Pneumocystis jirovecii Pneumonia: Retrospective Comparative Analysis of Clinical, Laboratory, and Radiographic Features in Human Immunodeficiency Virus and Nonhuman Immunodeficiency Virus Immunocompromised Patients.

Abstract

Introduction: Pneumocystis jirovecii pneumonia (PJP) is a severe opportunistic infection in patients with weakened immune function, especially those infected with human immunodeficiency virus (HIV) and various non-HIV immunocompromised patients. Here, we retrospectively compared the clinical, laboratory, and imaging features of PJP between HIV-infected and non-HIV-immunodepressed patients in Jiangxi Province to improve diagnostic accuracy and guide clinical treatment. Statistical analysis using normality tests (Shapiro-Wilk), t-tests, and nonparametric tests highlighted major differences between the two groups.

Methods: The study included patients diagnosed with PJP from January 2020 to December 2024 in a tertiary A hospital in Jiangxi Province. The patients were divided into two groups: HIV infection (n = 30) and non-HIV immunosuppression (n = 60). Clinical data, laboratory results, and imaging findings of the two groups were analyzed. Statistical tests including Shapiro-Wilk normality test, t-test for normally distributed variables, and nonparametric test were performed using SPSS version 26.0 to determine significant differences between groups.
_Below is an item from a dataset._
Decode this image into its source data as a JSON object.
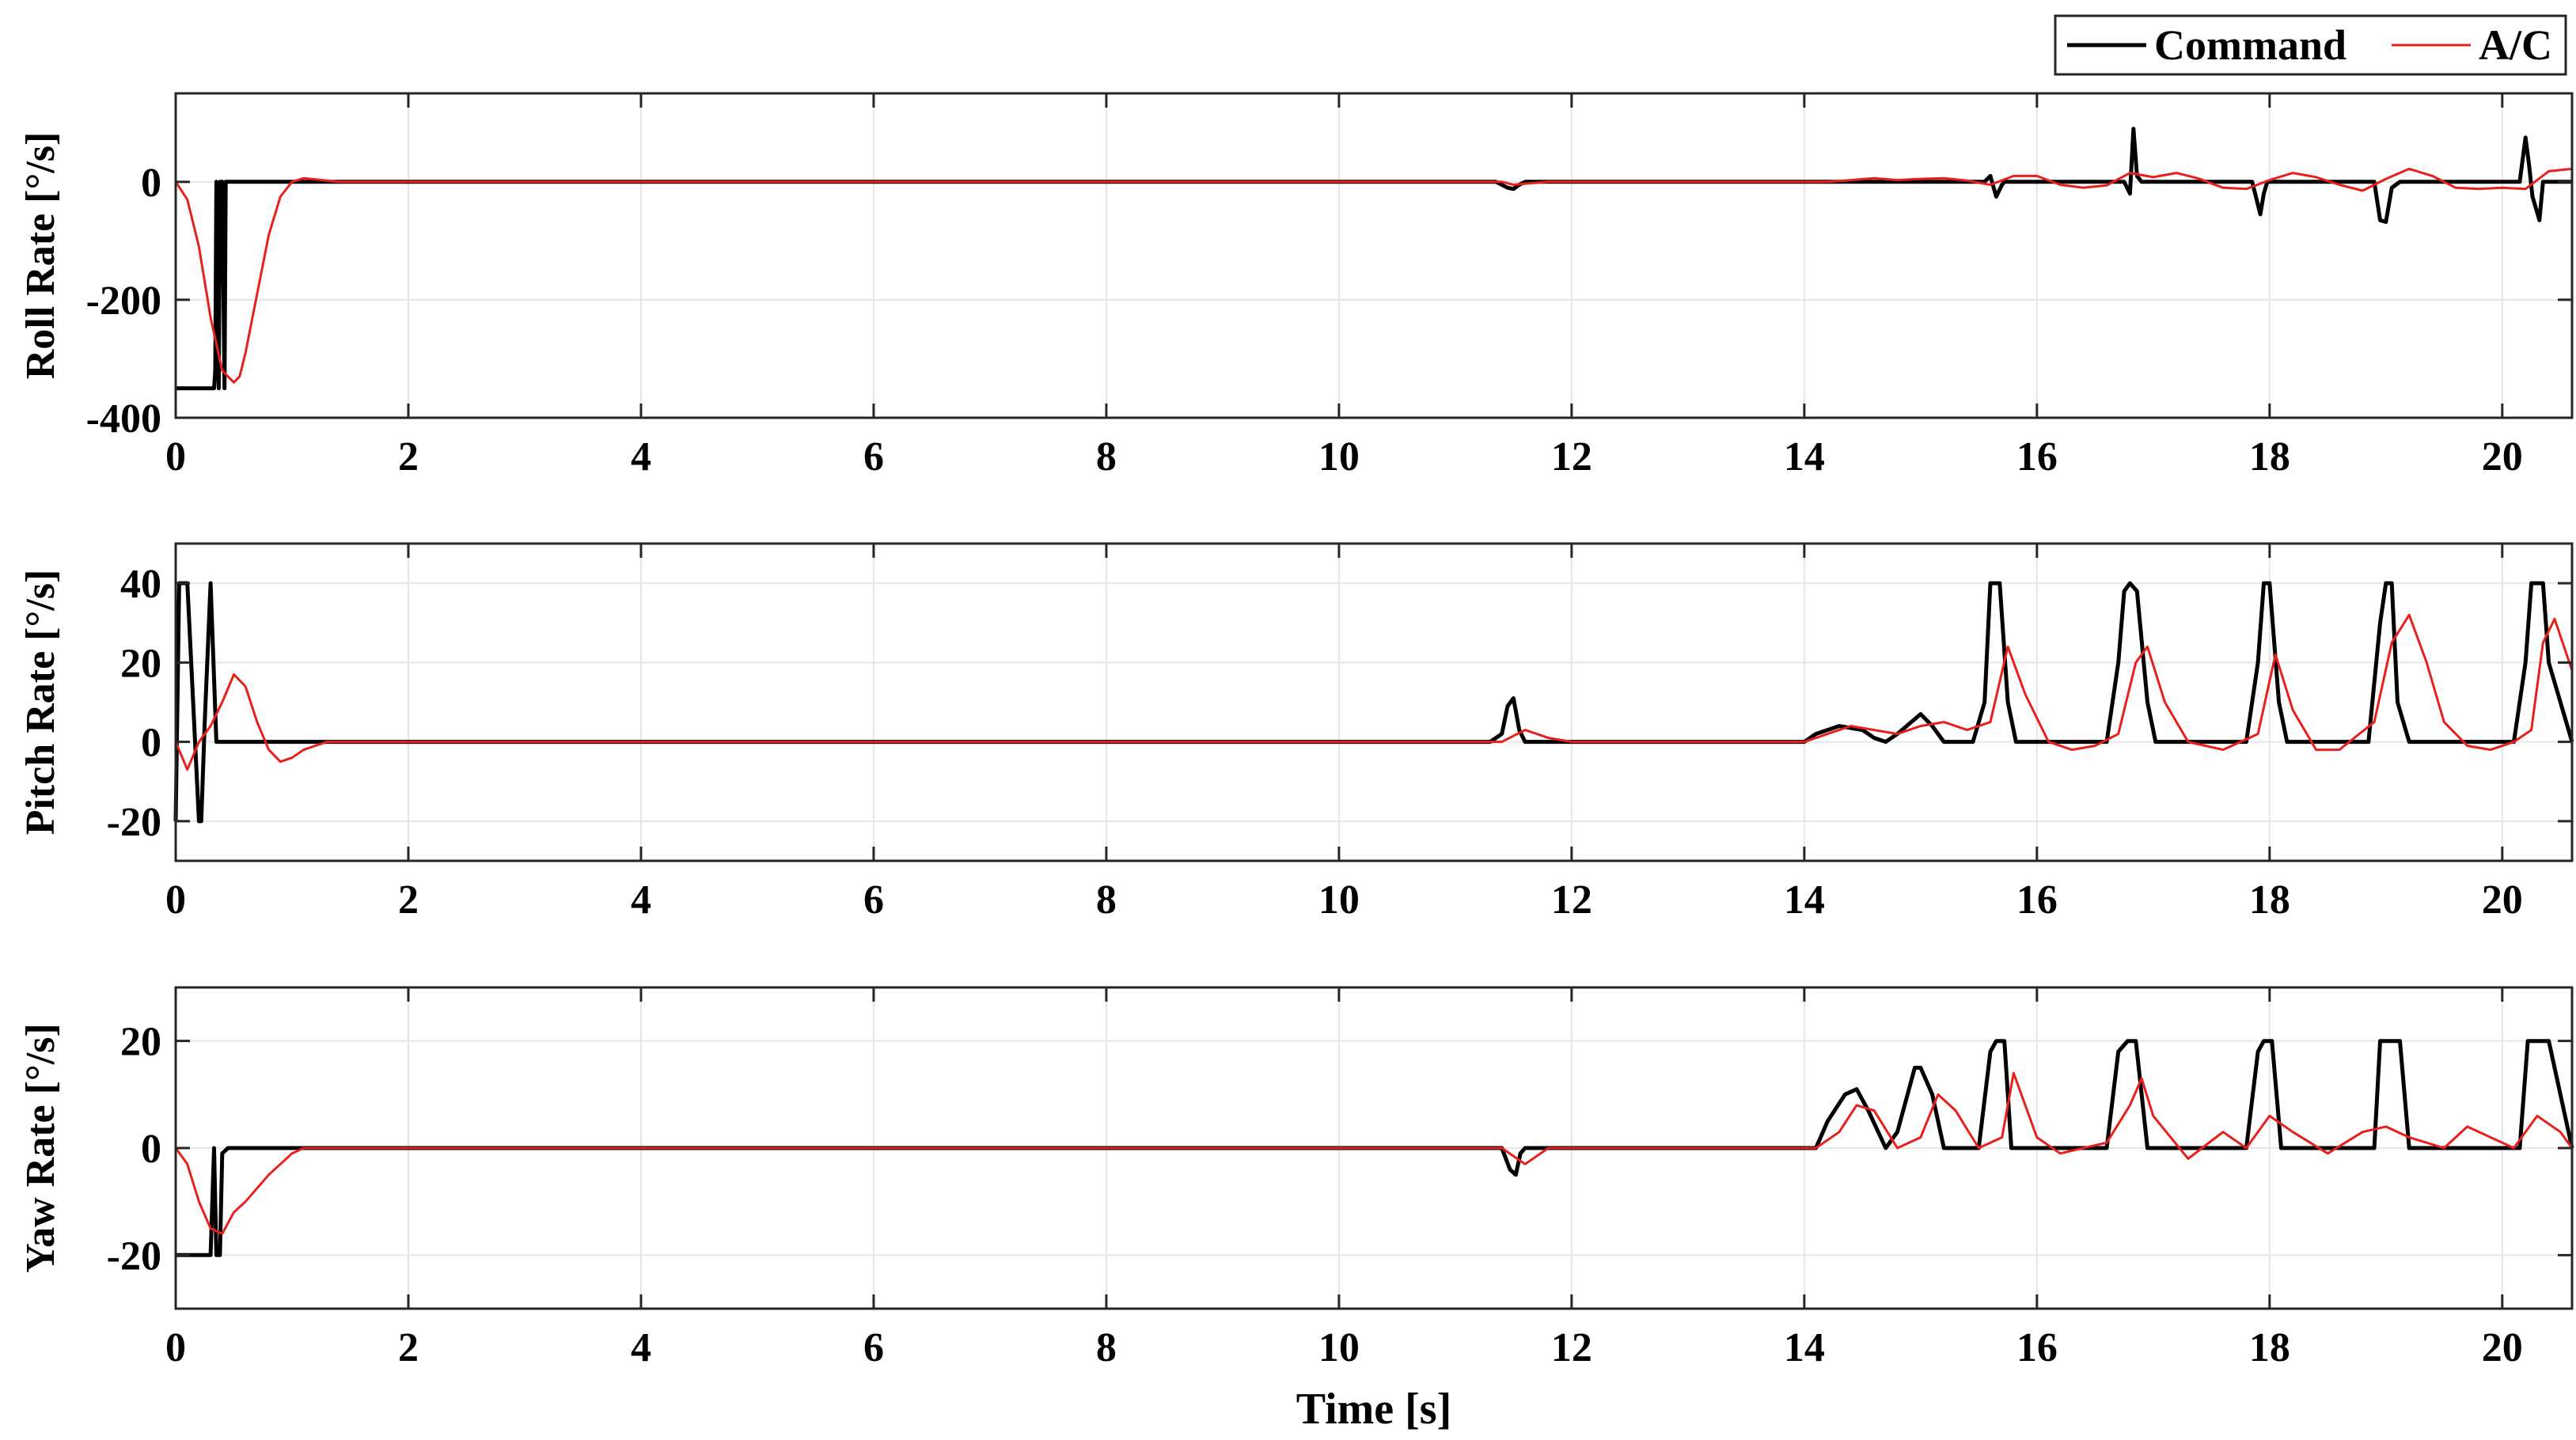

Results: Compared with the HIV group, non-HIV immunocompromised patients had a higher mechanical ventilation rate and a higher likelihood of intensive care unit admission (P < 0.05). HIV-infected patients are younger and exhibit more severe systemic and respiratory symptoms (fever, dyspnea, cough, and asthma). Blood analysis showed white blood cell (WBC), Neutrophilicgranulocyte (NE), blood urea nitrogen (blood urea nitrogen) in non-HIV group. BUN) and Creatine Kinase MB Isoenzyme (CK-MB) levels were significantly increased (p<0.05), suggesting that most of these patients were complicated with immune function disorders such as heart, lung and kidney. The level of albumin-globulin (GLB) in HIV was significantly reduced, suggesting that the disease involved the liver or kidney and may be advanced. Imaging studies showed mediastinal lymph nodes, pleural effusion, bilateral infiltration, and ground-glass shadow in both groups. However, bilateral small pulmonary nodules, ground-glass shadows, and mediastinal lymph nodes were predominant in HIV patients, suggesting that various opportunistic infections may have occurred. In non-HIV immunocompromised patients, bilateral small lung nodules, mixed low-density shadows, and pleural effusion were predominant, suggesting a variety of potential diseases. A state of immunosuppression can lead to increased susceptibility to infection, tumorigenesis, and an increase in autoimmune diseases.

Conclusion: The majority of HIV-infected PJP patients in Jiangxi Province are young men, showing systemic symptoms and abnormal early lung imaging features. Non-HIV immunocompromised PJP patients showed nonsystemic symptoms and advanced lung imaging abnormalities. Basophils, total protein (TP), and GLB can reflect some states of the immune system. It can be used to preliminarily distinguish PJP patients with HIV infection from non-HIV immunocompromised patients. PJP co-infection with HIV usually involves complex immune responses and clinical manifestations, and relying on these indicators alone is not ideal for identification. A more accurate identification method should be combined with clinical symptoms, medical history, immune function tests (such as CD4+ T-cell count), viral load, and other indicators for comprehensive evaluation. Therefore, although the above indicators can provide a certain reference value for identification, they cannot be used as the only basis.